Today is Yom Hashoah, the day on which we as Jews remember the Holocaust. It’s not the national day, 27 January, the anniversary of the liberation of Auschwitz. That day is universal. We remember the other victims, the GLBTQ, the Roma, the Sinti, the mentally and physically disabled, and we remember other mass murders, in Bosnia, Cambodia, Rwanda and Darfur. Every life is equal in value, and every murder an assault on the image of God that is us.

But there are some griefs that touch us more deeply than others simply because they’re family. And whether literally or metaphorically, all Jews lost family in the Holocaust. Entire Jewish worlds were destroyed, the Yiddish speaking heartlands of Eastern Europe, the Jewish intellectuals of Vienna, the acculturated Jews of Germany, Sages, saints, philosophers, poets, artists, musicians, parents and children, young and old, herded together like cattle, robbed of their names and then their lives. We lost one and a half million Jewish children, killed not because of their, or their parents’ faith but because their grandparents happened to be Jews. To this day there are cities in Europe I cannot bear to be in, so strongly do I feel the ghosts of an entire murdered generation.

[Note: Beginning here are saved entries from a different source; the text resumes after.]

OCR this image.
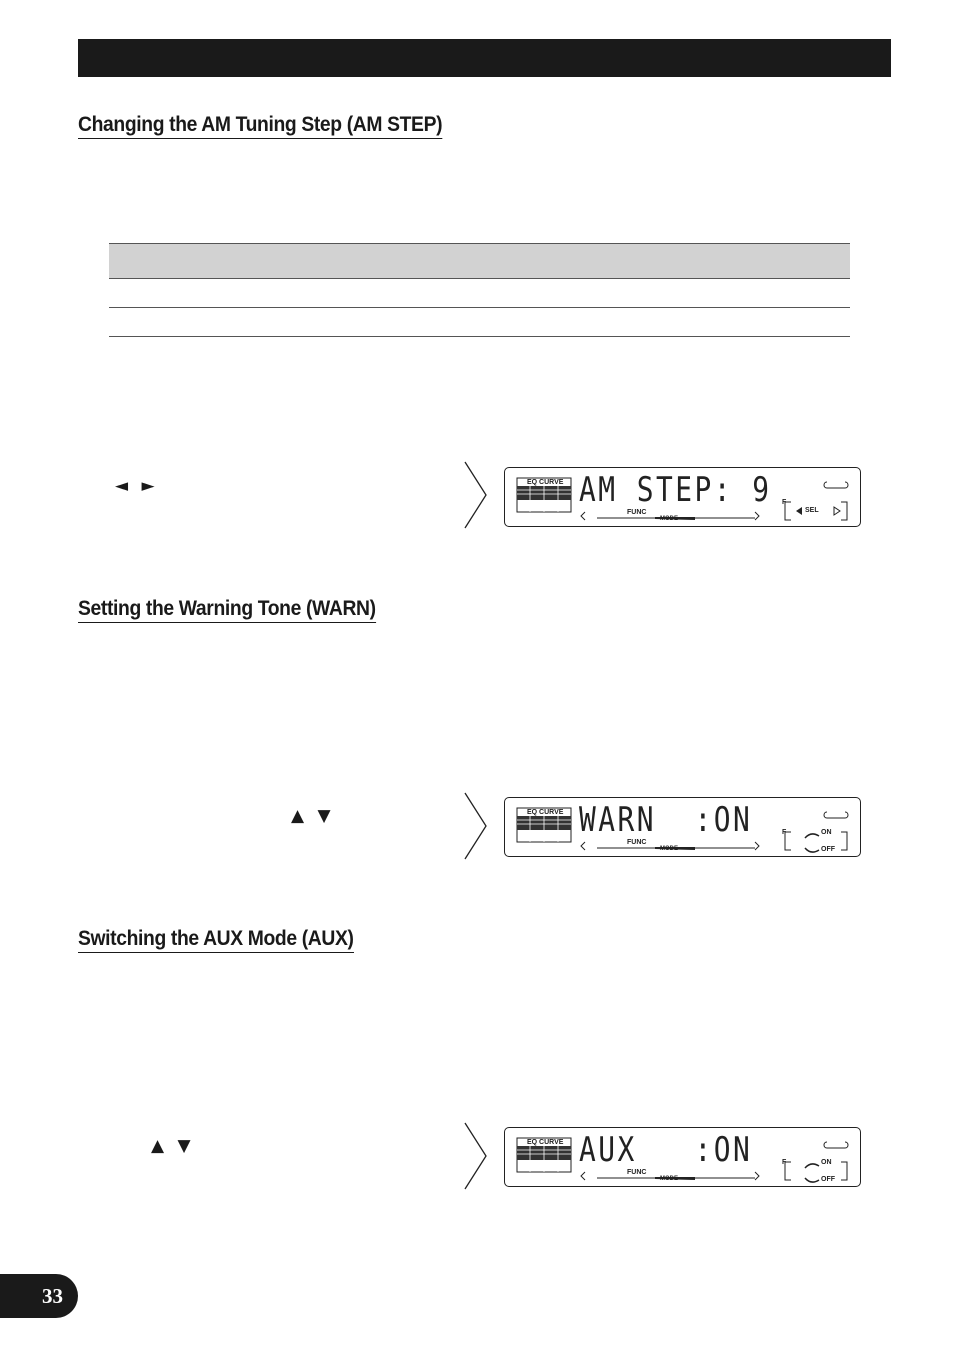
Changing the AM Tuning Step (AM STEP)
◄ ►	EQ CURVE AM STEP: 9
FUNC
MODE
F
SEL
Setting the Warning Tone (WARN)
▲ ▼	EQ CURVE WARN  :ON
FUNC
MODE
F	ON
OFF
Switching the AUX Mode (AUX)
▲ ▼	EQ CURVE AUX   :ON
FUNC
MODE
F	ON
OFF
33
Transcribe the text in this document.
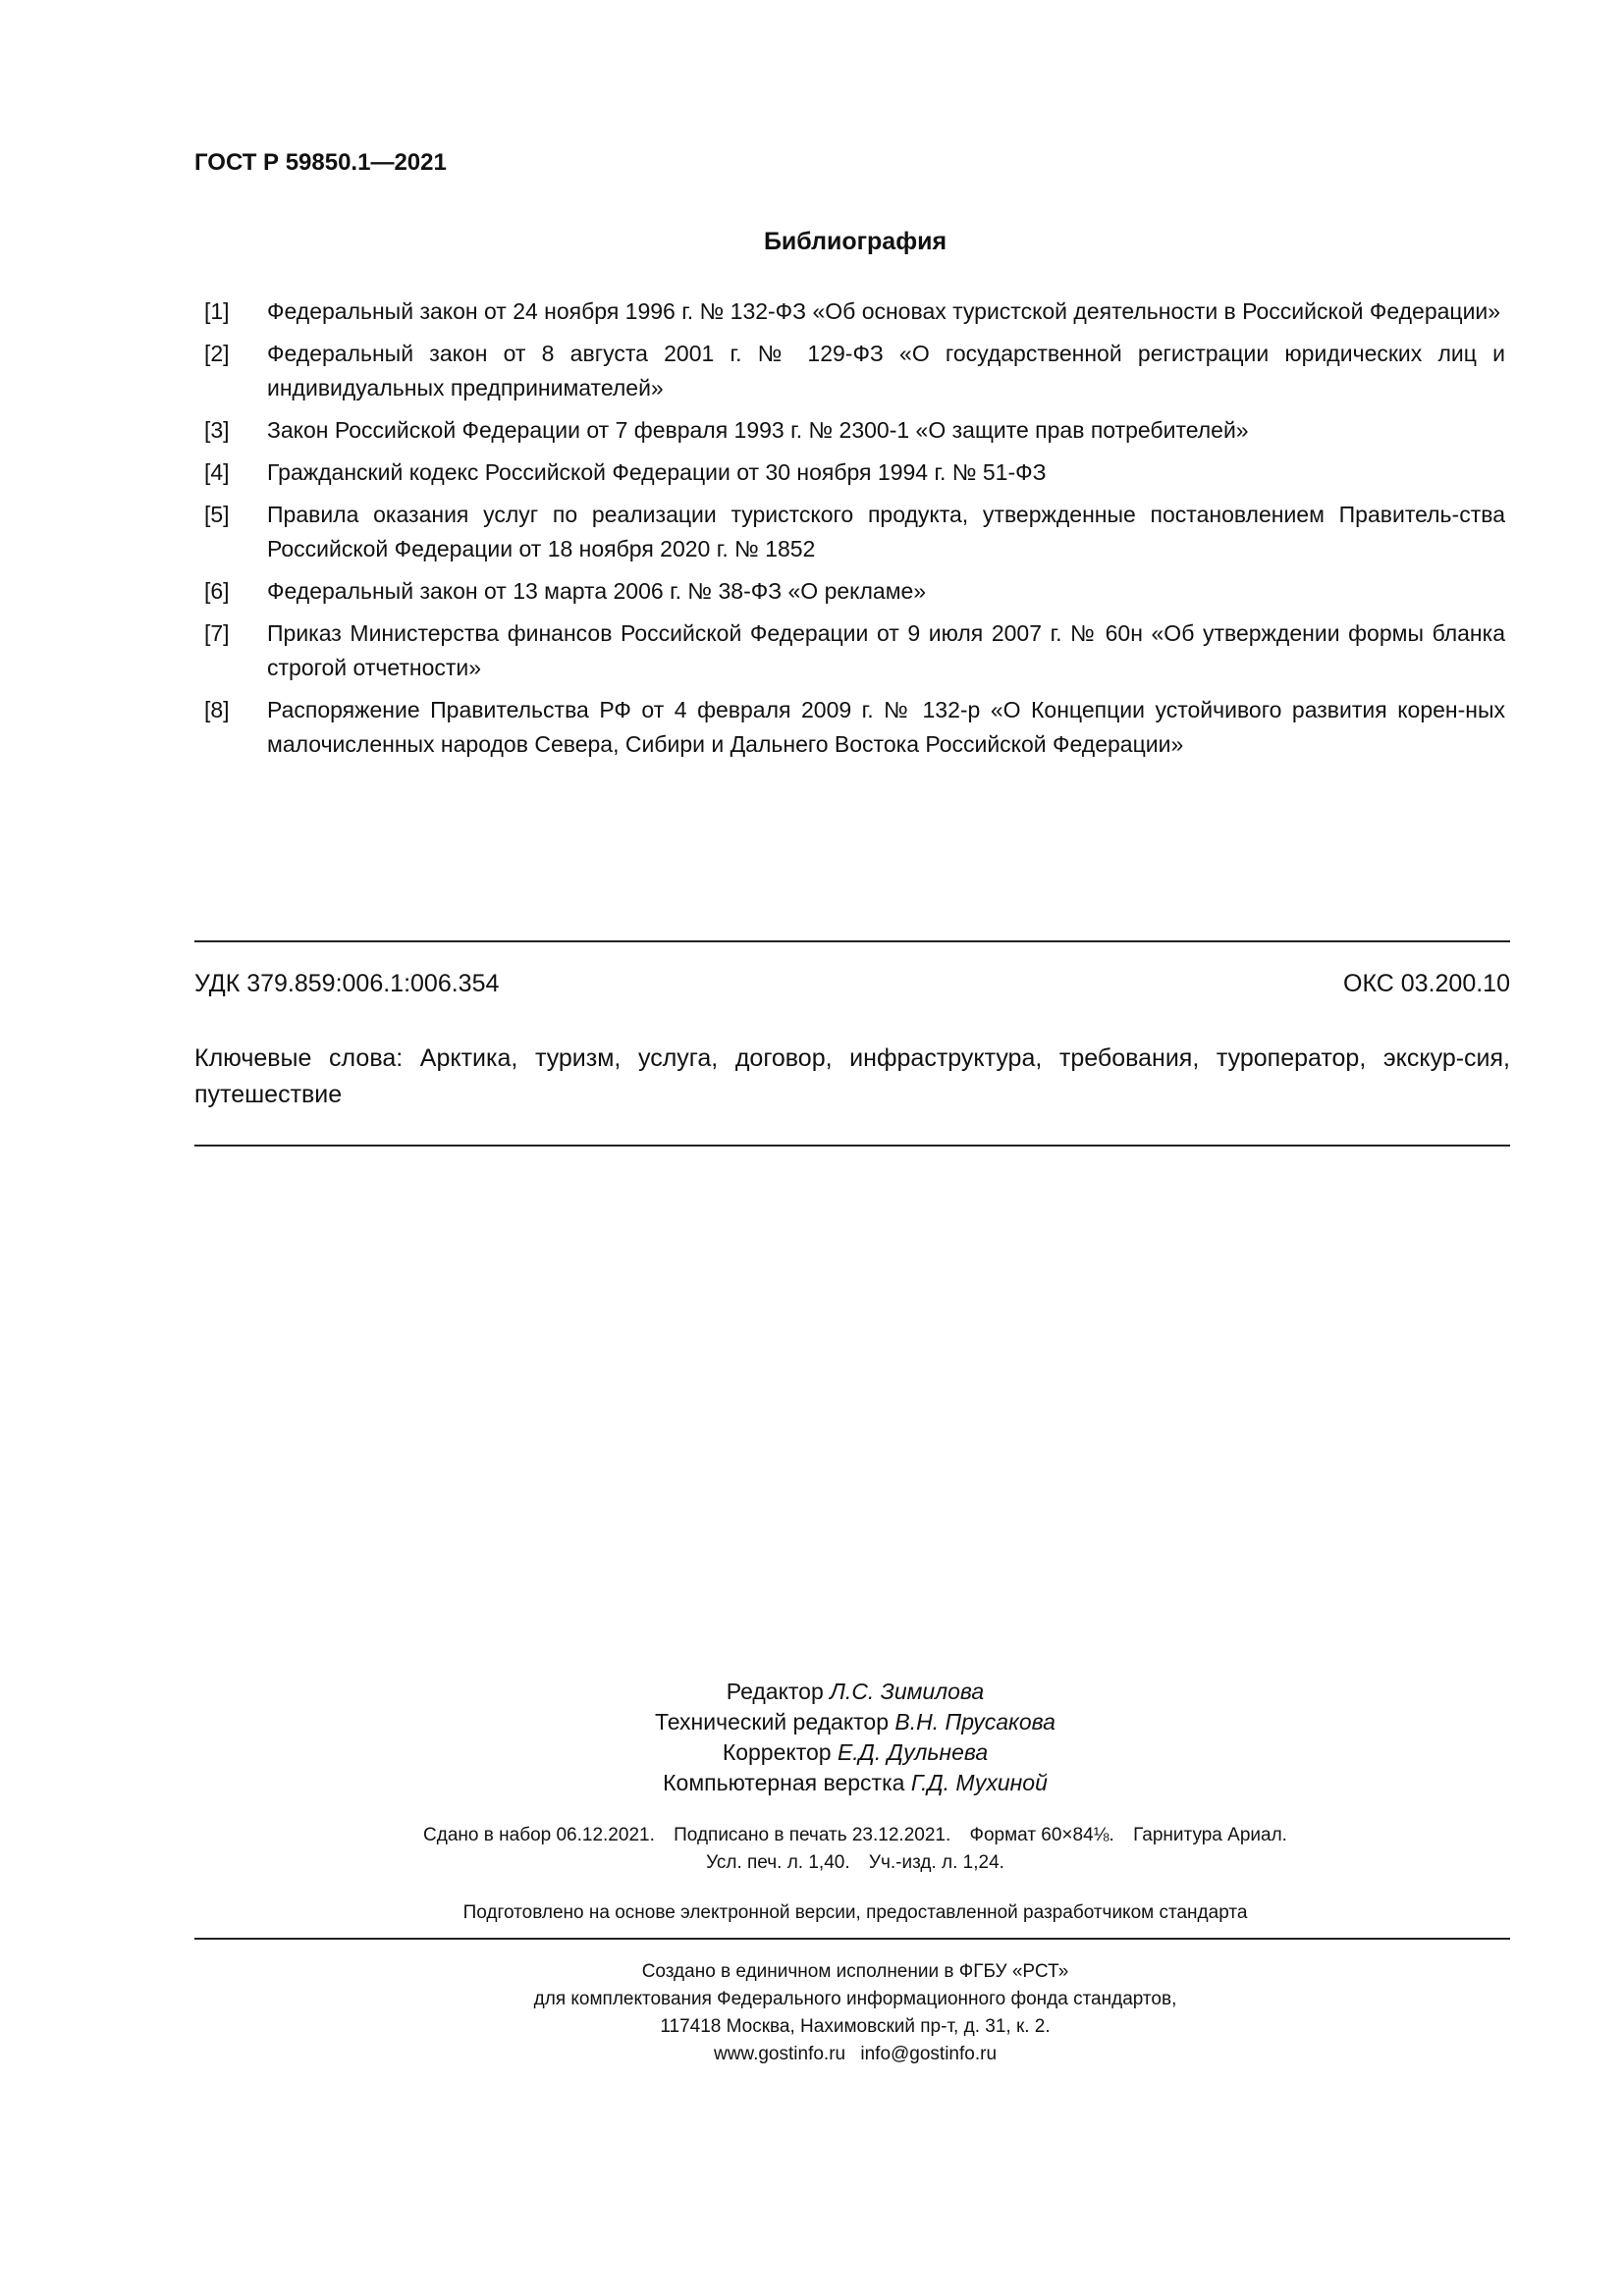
ГОСТ Р 59850.1—2021
Библиография
[1]	Федеральный закон от 24 ноября 1996 г. № 132-ФЗ «Об основах туристской деятельности в Российской Федерации»
[2]	Федеральный закон от 8 августа 2001 г. № 129-ФЗ «О государственной регистрации юридических лиц и индивидуальных предпринимателей»
[3]	Закон Российской Федерации от 7 февраля 1993 г. № 2300-1 «О защите прав потребителей»
[4]	Гражданский кодекс Российской Федерации от 30 ноября 1994 г. № 51-ФЗ
[5]	Правила оказания услуг по реализации туристского продукта, утвержденные постановлением Правитель-ства Российской Федерации от 18 ноября 2020 г. № 1852
[6]	Федеральный закон от 13 марта 2006 г. № 38-ФЗ «О рекламе»
[7]	Приказ Министерства финансов Российской Федерации от 9 июля 2007 г. № 60н «Об утверждении формы бланка строгой отчетности»
[8]	Распоряжение Правительства РФ от 4 февраля 2009 г. № 132-р «О Концепции устойчивого развития корен-ных малочисленных народов Севера, Сибири и Дальнего Востока Российской Федерации»
УДК 379.859:006.1:006.354	ОКС 03.200.10
Ключевые слова: Арктика, туризм, услуга, договор, инфраструктура, требования, туроператор, экскур-сия, путешествие
Редактор Л.С. Зимилова
Технический редактор В.Н. Прусакова
Корректор Е.Д. Дульнева
Компьютерная верстка Г.Д. Мухиной
Сдано в набор 06.12.2021. Подписано в печать 23.12.2021. Формат 60×84⅛. Гарнитура Ариал.
Усл. печ. л. 1,40. Уч.-изд. л. 1,24.
Подготовлено на основе электронной версии, предоставленной разработчиком стандарта
Создано в единичном исполнении в ФГБУ «РСТ»
для комплектования Федерального информационного фонда стандартов,
117418 Москва, Нахимовский пр-т, д. 31, к. 2.
www.gostinfo.ru info@gostinfo.ru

Some of the greatest heroes I’ve met have been holocaust survivors. How they survived at all, remembering what they saw, I don’t understand. Yet those I know did so with no hate or desire for revenge, with an intense focus on life and the future and a passion to teach children of all races and faiths the need to fight hate before a spark here, a flame there, become a raging fire.

Antisemitism has returned. You can hear it at some football grounds, sense it in some university campuses. It played a part in the murder of a teacher and children at a Jewish school in Toulouse and the killing of a rabbi and his family in Mumbai. It disturbs me because the hate directed against Jews never ends with Jews. Depending on which way the wind is blowing it can turn against Christians or Muslims or any other group that happens in that time and place to be a minority.

Hate is the projection of our fears onto others, and it destroys the hated along with those he hates. So let’s fight hatred together for the sake of our shared humanity. We can’t change the past, but by remembering it, we might just change the future.